Ahead of Christina Lagarde’s visit on Friday, is Argentina on track and toeing the IMF’s guidelines?

Photo courtesy of Twitter @Lagarde

With IMF’s Christina Legarde’s visit to Argentina scheduled for this Friday, it’s time to take a look at what changes she will be expecting, and whether the country is on track with their predictions.

Off to a slow start, the IMF’s July growth projections have given Argentina a little more room to breathe. The article states that “growth projections have been revised down for Argentina,” acknowledging the difficult conditions the country is facing “owing to tighter financial restrictions and needed policy adjustment.”

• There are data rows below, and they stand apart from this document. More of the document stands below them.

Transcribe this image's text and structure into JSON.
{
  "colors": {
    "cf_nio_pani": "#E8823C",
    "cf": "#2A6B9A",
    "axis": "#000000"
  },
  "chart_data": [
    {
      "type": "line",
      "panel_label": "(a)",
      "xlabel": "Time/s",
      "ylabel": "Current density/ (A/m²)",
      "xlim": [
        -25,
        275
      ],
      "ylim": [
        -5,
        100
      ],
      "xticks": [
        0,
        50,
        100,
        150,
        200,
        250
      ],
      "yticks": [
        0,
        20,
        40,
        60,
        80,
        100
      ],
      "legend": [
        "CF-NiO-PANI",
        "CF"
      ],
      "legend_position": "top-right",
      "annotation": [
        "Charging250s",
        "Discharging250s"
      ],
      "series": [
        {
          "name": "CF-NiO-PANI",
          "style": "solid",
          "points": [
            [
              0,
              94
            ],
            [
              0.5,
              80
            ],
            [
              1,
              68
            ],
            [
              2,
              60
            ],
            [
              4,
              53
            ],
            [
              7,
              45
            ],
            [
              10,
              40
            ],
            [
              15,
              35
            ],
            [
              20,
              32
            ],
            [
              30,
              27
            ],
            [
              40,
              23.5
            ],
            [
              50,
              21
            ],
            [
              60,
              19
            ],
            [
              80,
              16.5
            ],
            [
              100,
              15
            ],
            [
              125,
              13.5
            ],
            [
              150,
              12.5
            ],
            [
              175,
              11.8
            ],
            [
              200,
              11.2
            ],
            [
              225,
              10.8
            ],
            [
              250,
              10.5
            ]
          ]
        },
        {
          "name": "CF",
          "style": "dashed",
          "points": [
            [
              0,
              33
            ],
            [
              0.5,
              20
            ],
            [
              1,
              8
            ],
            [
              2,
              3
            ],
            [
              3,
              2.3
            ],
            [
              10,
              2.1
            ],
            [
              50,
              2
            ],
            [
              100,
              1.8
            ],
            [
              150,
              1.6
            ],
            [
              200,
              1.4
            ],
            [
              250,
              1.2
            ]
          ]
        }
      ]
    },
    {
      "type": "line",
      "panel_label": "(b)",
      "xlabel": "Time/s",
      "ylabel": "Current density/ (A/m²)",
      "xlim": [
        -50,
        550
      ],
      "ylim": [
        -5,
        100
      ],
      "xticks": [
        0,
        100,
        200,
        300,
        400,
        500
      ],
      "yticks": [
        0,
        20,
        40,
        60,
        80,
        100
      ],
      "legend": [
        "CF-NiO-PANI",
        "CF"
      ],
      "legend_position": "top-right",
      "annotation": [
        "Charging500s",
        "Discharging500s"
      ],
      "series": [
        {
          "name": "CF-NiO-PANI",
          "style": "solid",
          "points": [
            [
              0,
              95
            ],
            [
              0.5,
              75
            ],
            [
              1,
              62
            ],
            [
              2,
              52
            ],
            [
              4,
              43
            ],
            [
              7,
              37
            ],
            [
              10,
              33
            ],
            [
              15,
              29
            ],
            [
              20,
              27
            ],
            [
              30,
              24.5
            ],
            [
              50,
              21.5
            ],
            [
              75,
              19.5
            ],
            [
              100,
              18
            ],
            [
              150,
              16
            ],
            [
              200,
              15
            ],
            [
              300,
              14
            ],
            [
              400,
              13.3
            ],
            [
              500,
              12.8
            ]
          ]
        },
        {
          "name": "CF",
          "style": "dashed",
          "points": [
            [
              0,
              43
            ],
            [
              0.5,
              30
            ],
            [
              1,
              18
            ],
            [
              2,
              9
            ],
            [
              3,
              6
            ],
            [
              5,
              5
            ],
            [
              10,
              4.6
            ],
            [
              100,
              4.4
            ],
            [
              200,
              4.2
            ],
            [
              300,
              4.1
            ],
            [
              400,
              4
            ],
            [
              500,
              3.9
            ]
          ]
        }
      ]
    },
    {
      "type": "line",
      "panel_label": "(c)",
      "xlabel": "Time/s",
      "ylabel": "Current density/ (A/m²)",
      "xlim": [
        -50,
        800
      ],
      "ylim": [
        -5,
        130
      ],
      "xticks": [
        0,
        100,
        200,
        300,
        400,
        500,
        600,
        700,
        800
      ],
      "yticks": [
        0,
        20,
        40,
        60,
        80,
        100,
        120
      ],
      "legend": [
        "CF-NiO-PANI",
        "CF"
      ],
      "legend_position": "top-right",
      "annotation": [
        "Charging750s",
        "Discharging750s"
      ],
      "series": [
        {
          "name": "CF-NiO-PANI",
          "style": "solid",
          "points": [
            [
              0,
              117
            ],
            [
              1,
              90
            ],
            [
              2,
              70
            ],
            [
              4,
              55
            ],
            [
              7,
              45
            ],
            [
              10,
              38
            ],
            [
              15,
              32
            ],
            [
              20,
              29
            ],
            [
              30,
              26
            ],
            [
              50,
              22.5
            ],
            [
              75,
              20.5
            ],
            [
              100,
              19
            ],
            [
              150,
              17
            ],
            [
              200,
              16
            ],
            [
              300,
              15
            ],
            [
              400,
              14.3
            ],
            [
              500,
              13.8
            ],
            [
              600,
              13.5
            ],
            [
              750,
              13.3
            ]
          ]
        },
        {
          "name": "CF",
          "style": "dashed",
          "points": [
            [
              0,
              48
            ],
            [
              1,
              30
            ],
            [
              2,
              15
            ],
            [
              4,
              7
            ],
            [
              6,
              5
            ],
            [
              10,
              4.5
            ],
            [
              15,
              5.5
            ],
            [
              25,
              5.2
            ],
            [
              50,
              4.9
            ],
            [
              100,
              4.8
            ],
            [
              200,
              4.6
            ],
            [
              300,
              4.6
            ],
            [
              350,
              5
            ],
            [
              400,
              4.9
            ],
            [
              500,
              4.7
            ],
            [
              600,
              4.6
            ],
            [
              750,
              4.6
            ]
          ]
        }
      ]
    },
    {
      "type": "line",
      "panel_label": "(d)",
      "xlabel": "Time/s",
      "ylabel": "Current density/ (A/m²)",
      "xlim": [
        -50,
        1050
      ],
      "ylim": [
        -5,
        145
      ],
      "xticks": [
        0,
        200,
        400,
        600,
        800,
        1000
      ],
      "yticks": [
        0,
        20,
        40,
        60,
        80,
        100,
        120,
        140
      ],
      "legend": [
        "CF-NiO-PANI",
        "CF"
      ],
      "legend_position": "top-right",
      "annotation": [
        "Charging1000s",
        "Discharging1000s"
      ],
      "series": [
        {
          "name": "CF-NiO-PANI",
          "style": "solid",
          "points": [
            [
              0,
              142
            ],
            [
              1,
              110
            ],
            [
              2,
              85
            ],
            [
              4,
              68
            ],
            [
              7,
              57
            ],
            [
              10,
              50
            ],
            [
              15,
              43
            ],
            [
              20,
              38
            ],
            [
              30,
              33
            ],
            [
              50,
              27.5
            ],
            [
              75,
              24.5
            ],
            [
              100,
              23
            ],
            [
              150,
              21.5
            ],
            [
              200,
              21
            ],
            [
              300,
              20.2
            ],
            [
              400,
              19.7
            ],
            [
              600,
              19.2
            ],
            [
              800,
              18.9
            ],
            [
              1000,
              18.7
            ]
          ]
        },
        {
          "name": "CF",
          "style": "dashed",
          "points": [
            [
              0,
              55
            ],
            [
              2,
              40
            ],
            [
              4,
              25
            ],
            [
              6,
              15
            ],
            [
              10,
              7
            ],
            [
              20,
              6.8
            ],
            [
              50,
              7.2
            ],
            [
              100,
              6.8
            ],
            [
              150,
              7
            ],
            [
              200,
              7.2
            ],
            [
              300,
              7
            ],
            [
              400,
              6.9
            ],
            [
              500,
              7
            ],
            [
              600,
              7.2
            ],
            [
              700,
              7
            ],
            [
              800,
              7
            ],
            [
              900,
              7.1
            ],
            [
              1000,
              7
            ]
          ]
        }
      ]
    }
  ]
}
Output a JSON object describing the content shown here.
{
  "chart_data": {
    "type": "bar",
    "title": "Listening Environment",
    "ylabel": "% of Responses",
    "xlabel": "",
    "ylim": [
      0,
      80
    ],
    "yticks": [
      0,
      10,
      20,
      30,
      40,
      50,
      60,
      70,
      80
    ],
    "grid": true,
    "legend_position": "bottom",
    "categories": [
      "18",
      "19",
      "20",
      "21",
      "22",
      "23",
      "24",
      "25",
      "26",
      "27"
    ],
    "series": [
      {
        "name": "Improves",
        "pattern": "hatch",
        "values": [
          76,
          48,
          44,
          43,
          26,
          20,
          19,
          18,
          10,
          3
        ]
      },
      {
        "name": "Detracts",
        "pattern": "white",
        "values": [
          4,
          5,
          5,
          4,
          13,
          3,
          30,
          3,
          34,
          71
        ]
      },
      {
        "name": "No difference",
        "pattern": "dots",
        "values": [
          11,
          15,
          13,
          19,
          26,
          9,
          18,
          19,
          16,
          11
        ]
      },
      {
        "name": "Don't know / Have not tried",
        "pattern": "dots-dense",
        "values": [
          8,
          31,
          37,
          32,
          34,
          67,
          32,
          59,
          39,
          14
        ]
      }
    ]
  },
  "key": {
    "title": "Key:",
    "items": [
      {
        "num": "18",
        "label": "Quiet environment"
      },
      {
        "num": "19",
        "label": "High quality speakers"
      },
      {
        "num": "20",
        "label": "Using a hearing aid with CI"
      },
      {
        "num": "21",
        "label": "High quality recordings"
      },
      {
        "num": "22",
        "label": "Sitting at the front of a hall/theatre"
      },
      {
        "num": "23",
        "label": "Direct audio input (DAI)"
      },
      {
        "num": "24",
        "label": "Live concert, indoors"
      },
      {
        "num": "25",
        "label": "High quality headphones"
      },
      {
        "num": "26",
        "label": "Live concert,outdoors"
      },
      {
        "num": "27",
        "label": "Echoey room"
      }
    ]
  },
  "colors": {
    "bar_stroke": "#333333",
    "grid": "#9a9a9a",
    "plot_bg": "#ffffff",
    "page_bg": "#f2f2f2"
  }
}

Argentina sought help from the IMF this year, when foreign investors left Argentina en masse, leaving the country without the money it needed to cover its expenditures. Inflation rose and the peso depreciated in value significantly, hitting all-time highs of almost 30 pesos to the dollar.

Roberto Cardarelli, the mission chief for Argentina, explained the plan the IMF have constructed in order to restore Argentina to a solid economic position and attract foreign investors.

The fiscal deficit is a dark shadow looming over the Argentine economy, and attempts to reduce it have already been implemented with the cuts in social spending, job losses, and increases in utility bills, causing widespread unrest and numerous  few protest marches. Cardarelli recommended further cuts in energy subsidies, a lower wage bill, and a reduction of transfers to both provinces and state owned enterprises.

Despite assurances from Cardarelli that measures to protect the most vulnerable are in place, the news might sound alarm bells for Argentine citizens who are already struggling to pay bills with a salary that hasn’t risen in line with inflation.

“The programme establishes a minimum amount of federal spending on a few well-targeted and highly efficient social programme,” he said, adding that “if the economy worsens, the government can increase spending by up to 0.2 percent of GDP (or AR$30 billion) per calendar year, if they think they have room in the budget.”

He also noted that the Argentine government have the autonomy to take additional measures to implement safeguards for those who are insufficiently protected by the current social safety net.

Another key issue highlighted by the international organisation is the need for the Central Bank to be independent. Cardarelli explained that some poor decisions from the economic hub in early 2018 caused a rapid depreciation of the peso, and subsequently the Central Bank experienced a perceived loss of independence.

The plan is to reinforce the Central Bank’s independence by halting all money transfers to the Treasury, and to send Congress a new charter for the Bank to strengthen the autonomy of their operations.

“The central bank’s [current] charter gives it a very tenuous independence,” Buenos Aires political and economic consultant Marcos Buscaglia told Reuters in June. “A change in the charter, agreed with the opposition, would be a very good step.”

However, the elephant in the room still needs to be addressed, and indeed Argentina’s sky-high inflation rate and currency crisis are also in the IMF’s firing line. Cardarelli maintains that it is paramount for the country to maintain free-floating exchange rates.

“This will allow the exchange rate to adjust based on investors’ confidence as well as act as a shock absorber, as its fluctuations will prevent external shocks from taking a large toll on economic activity,” he explained.

A floating exchange rate regime both weakens the peo and adds to already sky-high inflation – now placed at 40% – but Treasury Minister Nicolas Dujovne told Reuters that both measures are necessary to prevent a deeper crisis.

“We will have somewhat less growth, and somewhat more inflation,” Dujovne said. “It is obvious that will happen.”

Thankfully the IMF do not expect Argentina to escape their economic crisis immediately. Cardarelli explained that the IMF expected Argentina to experience negative growth in the the second and third quarter.

“The country has been in a years-long drought that has hurt agricultural production, and the crisis over the last few weeks has hurt inflation and investors’ confidence,” he explained.

However he went on to say that growth should stabilise in the last quarter of the year and then gradually pick up as the cost of capital fall, inflation falls and trust is restored in foreign investors, along with solid growth in Argentina’s main trading partners (Brazil, China, and the United States).

IMF Managing Director Christine Lagarde will visit Argentina on July 20 and is scheduled to meet with President Mauricio Macri as well as attending the Finance summit on July 20 and 21. TodoNoticias also affirm that the CGT, the largest worker’s union in Argentina are also requesting a meeting with the managing director in an attempt to reject the $50 billion dollar loan.